The information economy has created a better informed but often impulsive consumer and it has created a networked information effect that ripples quickly through society allowing small pieces of information to set off a disproportionately large reaction – some positive and some negative. Like never before we can also act on information immediately creating economic whiplash.
In “Are We Losing the Narrative Self?“, Michael Goldhaber discusses how we are losing the concept of defining ourselves through our histories in favor of a more reductionist approach where:
You are your current set of interests, contacts, Twitter postings, Facebook postings, blog postings, listserv controversies, your latest images, and YouTube videos — trapped in an eternal but changing present that gives no sense of birth or death or growing up, or even growing at all.
I’m hardly a Luddite, but I sympathize with both arguments. I applaud the technical advances that have made information flow so efficient, but I also recognize that our cultural evolution has lagged this technological progress.
We’re in similar situations with regard to trust, privacy and connectedness.
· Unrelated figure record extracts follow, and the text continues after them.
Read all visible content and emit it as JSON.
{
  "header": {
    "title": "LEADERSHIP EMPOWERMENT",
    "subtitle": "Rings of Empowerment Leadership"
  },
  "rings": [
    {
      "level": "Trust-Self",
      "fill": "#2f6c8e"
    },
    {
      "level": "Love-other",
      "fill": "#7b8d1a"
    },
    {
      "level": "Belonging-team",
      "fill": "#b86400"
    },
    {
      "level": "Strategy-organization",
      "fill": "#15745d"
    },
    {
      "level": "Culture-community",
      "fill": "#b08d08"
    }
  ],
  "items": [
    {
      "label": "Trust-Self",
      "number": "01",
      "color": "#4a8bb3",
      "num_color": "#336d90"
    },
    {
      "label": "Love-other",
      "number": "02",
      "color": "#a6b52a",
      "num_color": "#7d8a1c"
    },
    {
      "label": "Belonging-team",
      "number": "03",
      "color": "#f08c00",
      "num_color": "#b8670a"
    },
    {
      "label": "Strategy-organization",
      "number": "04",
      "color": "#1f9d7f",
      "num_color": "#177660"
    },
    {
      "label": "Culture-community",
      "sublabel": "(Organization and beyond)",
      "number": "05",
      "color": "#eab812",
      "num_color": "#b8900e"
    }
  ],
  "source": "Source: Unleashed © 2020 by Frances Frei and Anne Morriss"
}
Our ability to transmit data has far outstripped out ability to comprehend information, and our initial reflexes tend to promote the superficial.
Historically, technical advances that improve the flow of information have done far more good than harm. Just consider the evolution from scribes to the printing press to digital libraries as an example. Yes, we also ended up with reality TV shows and Perez Hilton, but overall we’ve made progress.
Perhaps technical advances will help us overcome the same superficiality they have promoted. If not, it will be up to our own cultural evolution to catch up.